Ostensibly, better cared for plants can only be a good thing. We've all been guilty of accidentally killing a plant by not feeding it enough, and Parrot's quest to stop that happening is admirable. The problem comes when you consider the price. $170 is, bluntly, far too much for a plant pot. It's a price that will almost certainly put off the vast majority of people, so it's difficult to see where Pot's market is. Only the most keen home botanists would invest that kind of money into something that monitors a plant in such detail. The new wave of connected devices is exciting, but expensive plant pots are not. Until they become cheap enough to make sense to people, they're not going to take off.
Every so often, there are products brought to market that appeal directly to no one. Sano Intelligence is a Silicon Valley healthcare startup that launched in 2011, and has quietly been raising upwards of $20 million in venture capital to fund its flagship product - a glucose tracker than sticks to skin and monitors the wearer's blood via an app.
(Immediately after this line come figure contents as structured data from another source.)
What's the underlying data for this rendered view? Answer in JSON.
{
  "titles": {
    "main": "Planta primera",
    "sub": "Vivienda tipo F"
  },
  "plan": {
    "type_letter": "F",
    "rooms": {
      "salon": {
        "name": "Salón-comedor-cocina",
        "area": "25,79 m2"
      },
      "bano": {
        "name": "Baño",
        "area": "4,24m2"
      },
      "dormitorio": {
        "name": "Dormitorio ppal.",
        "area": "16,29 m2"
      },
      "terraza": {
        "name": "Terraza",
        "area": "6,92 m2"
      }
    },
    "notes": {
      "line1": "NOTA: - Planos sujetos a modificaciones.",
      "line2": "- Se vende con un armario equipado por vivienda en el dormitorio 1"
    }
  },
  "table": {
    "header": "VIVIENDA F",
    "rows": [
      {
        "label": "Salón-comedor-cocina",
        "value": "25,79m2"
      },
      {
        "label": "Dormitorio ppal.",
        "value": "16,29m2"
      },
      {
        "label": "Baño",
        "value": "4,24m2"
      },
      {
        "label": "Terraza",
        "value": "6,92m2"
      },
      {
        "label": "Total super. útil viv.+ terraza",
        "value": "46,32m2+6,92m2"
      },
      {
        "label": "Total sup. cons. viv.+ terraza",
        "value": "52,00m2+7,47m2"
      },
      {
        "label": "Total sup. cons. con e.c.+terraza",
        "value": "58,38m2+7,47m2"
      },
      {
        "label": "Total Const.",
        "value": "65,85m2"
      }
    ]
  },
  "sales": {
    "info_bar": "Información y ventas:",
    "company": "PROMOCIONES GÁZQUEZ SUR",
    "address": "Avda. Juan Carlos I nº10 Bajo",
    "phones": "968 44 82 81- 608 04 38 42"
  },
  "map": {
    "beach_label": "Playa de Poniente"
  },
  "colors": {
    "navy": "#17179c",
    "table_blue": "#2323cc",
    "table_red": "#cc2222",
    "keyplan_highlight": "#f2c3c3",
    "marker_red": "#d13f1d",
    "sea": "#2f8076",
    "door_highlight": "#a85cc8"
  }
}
The product is being billed as a healthcare device that allows users to track their own biometric data, monitoring blood sugar levels and metabolism. These devices have existed for around 15 years, though, as pointed out by Gizmodo. They're widely used by diabetics and are put through rigorous testing by the FDA before they're given approval. Sano has not yet begun to seek such approval (though it does plan to) and its product is currently geared toward those without diabetes. Sano is marketing the product as preventative, but it seems highly unlikely that those that aren't diabetic would see it as a worthwhile investment. It hits neither the health-conscious market because of its simplicity, but it won't appeal to a diabetic because of its lack of confirmed rigor.
Given the impending explosion of artificial intelligence (AI) in our society, it's unsurprising that brands are looking to jump onto the trend early. One way they can benefit from the technology relatively early on in its development is to use it as a replacement for customer service or user enquiries. This is often needless, though, as in the case of Soylent's new AI-powered personal assistant that promises to answer any questions a customer may have about the startup's products.
According to Quartz, though, the software was very basic, and the answers it gave were 'mostly arthritic.' Named Trish, the assistant is part of a push to bring the brand to life, but its lack of functionality and, bluntly, reasons for existence have made it something of a laughing stock. Silicon Valley can often be accused of producing technology for technology's sake, and this is one that falls firmly in that category.